Wie viele Städter, träumt auch Susanne Veit vom Leben auf dem Land. Sie will ihren Kindern eine Kindheit in der Natur ermöglichen mit realen Abenteuern und Entdeckungen. Am meisten fürchtet sie sich vor den Gefahren durch die überbordende Präsenz des Internets, von Social Media und überhaupt einer allumfassenden digitalen Welt. Ganz besonders ihr ältester Sohn scheint ihr gefährdet, gibt es doch in seiner Klasse schon Kinder, die ihre ganze Zeit am Computer verbringen und kaum noch ansprechbar sind.

So wird dann letztendlich der Sprung auf’s Land gewagt, ein alleinstehendes Haus inmitten einer Waldlichtung wird das neue Zuhause. Eine große Umstellung für die Familie, die es zu meistern gilt. Das geht natürlich nicht ohne Rückschläge, besonders der Garten erweist sich als widerspenstig und die Schneckenplage übermächtig. Auch bei den Hühnern müssen schmerzhafte Verluste bedauert werden, der Habicht macht auch bei niedlichen Zwerghühnern keine Ausnahme. Weitere Gefahren lauern, der Fuchsbandwurm und Zecken gehören auch zur Natur. Hier verweist sie auf die vielen Artikel zu diesen Themen und ich gewann den Eindruck, dass auch der Wald zuerst ein feindliches Umfeld für Frau Veit und ihre Kinder ist.
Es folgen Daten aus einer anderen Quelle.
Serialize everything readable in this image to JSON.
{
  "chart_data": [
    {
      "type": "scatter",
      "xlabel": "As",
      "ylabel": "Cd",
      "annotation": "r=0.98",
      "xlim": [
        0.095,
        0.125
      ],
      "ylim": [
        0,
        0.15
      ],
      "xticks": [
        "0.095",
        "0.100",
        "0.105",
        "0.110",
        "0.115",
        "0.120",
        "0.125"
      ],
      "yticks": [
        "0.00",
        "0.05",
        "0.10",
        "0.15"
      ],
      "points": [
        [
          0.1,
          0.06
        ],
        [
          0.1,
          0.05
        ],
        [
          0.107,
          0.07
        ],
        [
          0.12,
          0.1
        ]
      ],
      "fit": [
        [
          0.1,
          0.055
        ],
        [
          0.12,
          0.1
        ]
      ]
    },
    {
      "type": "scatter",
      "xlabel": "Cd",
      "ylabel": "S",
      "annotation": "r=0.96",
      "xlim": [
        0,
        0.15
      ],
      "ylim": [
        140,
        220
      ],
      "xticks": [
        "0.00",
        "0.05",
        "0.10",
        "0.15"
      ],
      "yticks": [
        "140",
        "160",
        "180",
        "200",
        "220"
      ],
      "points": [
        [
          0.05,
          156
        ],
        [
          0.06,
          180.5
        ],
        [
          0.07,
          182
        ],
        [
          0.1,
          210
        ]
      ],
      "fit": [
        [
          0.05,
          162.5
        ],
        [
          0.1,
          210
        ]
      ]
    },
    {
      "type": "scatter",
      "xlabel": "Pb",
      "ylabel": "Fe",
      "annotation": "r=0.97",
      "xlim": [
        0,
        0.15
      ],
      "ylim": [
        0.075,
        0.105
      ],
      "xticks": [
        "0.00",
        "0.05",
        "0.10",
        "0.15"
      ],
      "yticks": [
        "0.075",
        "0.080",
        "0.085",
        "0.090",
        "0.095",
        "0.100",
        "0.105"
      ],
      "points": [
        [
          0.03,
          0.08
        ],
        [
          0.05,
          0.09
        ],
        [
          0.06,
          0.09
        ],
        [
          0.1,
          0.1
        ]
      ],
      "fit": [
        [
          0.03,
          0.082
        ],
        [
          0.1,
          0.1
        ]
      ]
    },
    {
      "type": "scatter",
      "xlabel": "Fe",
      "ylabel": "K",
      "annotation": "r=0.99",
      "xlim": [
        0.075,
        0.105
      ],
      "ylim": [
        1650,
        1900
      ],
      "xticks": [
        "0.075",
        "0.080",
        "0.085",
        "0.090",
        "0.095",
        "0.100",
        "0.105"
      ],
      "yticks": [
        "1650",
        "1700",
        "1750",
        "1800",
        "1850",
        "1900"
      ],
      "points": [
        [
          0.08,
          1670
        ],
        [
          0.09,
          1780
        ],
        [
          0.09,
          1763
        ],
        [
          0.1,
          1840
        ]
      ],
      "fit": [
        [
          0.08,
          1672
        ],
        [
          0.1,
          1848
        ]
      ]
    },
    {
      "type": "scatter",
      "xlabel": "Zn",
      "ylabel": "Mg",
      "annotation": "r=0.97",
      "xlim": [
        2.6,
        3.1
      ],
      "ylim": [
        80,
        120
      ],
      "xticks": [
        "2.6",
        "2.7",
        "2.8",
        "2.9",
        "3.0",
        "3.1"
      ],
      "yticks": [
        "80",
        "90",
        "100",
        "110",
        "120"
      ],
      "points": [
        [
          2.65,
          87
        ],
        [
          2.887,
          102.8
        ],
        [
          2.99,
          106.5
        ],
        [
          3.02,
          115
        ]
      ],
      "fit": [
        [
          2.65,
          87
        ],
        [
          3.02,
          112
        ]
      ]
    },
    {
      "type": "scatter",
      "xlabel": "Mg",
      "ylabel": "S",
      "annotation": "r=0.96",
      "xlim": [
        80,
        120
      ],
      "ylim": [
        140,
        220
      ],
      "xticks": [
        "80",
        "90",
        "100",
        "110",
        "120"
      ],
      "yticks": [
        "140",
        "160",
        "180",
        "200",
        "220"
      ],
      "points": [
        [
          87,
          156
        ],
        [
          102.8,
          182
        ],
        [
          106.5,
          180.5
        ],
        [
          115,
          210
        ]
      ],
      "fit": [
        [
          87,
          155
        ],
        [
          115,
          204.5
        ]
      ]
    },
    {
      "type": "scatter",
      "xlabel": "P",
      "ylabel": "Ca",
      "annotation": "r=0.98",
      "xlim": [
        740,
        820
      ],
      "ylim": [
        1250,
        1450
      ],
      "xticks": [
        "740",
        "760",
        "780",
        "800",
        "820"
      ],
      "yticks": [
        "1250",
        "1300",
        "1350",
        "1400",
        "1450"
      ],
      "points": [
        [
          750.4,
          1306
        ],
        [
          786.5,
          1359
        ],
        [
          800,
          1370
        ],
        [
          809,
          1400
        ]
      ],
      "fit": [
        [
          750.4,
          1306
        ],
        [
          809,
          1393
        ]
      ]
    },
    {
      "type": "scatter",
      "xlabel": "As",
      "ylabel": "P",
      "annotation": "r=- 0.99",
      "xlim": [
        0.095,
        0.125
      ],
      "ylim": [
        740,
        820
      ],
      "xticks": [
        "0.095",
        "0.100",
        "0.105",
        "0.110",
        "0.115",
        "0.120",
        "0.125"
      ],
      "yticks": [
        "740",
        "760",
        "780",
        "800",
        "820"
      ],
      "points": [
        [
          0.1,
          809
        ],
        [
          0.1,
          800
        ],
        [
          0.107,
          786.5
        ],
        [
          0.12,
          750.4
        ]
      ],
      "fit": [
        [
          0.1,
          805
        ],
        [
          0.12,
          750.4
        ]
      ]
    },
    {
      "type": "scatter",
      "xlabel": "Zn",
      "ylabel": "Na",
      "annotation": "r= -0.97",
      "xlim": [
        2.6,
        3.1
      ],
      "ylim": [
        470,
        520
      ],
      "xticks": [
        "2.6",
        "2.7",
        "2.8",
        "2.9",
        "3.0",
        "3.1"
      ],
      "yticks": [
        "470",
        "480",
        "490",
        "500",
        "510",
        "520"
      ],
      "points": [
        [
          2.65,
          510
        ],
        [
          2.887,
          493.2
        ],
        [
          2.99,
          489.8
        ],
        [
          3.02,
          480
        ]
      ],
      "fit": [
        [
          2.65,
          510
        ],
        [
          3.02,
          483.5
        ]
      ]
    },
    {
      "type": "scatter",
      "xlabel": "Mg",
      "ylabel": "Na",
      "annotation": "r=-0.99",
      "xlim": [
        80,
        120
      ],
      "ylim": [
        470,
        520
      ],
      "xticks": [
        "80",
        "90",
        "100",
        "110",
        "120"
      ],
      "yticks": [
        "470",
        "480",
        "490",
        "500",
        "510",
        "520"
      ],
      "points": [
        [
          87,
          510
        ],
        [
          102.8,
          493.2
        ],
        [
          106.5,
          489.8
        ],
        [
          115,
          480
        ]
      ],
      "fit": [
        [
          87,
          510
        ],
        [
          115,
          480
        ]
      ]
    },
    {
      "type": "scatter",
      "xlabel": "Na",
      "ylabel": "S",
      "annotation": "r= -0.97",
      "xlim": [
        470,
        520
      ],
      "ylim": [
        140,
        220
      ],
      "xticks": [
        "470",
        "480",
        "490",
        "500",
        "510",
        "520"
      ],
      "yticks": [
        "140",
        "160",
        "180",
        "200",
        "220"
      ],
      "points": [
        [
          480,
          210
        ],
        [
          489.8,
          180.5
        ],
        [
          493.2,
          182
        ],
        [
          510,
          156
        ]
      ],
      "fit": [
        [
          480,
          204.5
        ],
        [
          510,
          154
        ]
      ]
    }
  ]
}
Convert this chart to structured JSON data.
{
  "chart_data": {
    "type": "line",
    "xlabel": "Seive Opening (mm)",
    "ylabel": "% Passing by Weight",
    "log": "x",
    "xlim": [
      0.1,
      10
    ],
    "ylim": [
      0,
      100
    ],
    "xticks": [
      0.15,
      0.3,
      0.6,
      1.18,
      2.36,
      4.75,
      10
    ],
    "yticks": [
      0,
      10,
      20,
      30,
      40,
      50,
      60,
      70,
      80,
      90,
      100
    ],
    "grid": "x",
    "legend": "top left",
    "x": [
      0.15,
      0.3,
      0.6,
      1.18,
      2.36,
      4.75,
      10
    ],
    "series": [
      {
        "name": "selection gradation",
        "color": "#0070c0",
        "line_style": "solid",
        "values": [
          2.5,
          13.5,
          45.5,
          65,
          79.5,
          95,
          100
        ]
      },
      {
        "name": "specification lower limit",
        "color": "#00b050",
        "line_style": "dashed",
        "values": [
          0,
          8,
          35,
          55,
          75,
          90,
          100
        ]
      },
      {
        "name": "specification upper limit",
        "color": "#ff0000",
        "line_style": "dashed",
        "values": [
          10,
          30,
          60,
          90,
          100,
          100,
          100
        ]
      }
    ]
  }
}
Aber die Familie geht die Herausforderung mit Humor an.

Ihre Erlebnisse schildert Susanne Veit sehr anschaulich und jede Begebenheit umrahmt sie auch mit entsprechenden Statistiken oder Artikel, sie ist schließlich selbst Journalistin. Da mischt sich allerdings auch manchmal ein belehrender Ton in ihre Erzählung. Die Furcht vor der digitalen Abhängigkeit ihrer Kinder nimmt einen sehr großen Raum ein, offensichtlich sieht sie nur negative Beispiele von computerabhängigen Kindern und Jugendlichen in ihrem Umfeld. Muss man allerdings in den Wald ziehen, um davor gefeit zu sein? Wie machen es Eltern, die diese Möglichkeit nicht haben.

Insgesamt ist ein nett zu lesender Bericht von einer Familie auf dem Land, auch mit unterhaltsamen Szenen, der mich allerdings nicht völlig überzeugen konnte. Aber dass ihre Kinder das reale Leben und reale Freundschaften den Likes und Friends im Profil vorziehen, ist doch das Wichtigste. Und wenn Leser Anregungen finden, wie sie ihre Kinder stark für das Leben machen können, ist das Anliegen der Autorin gelungen.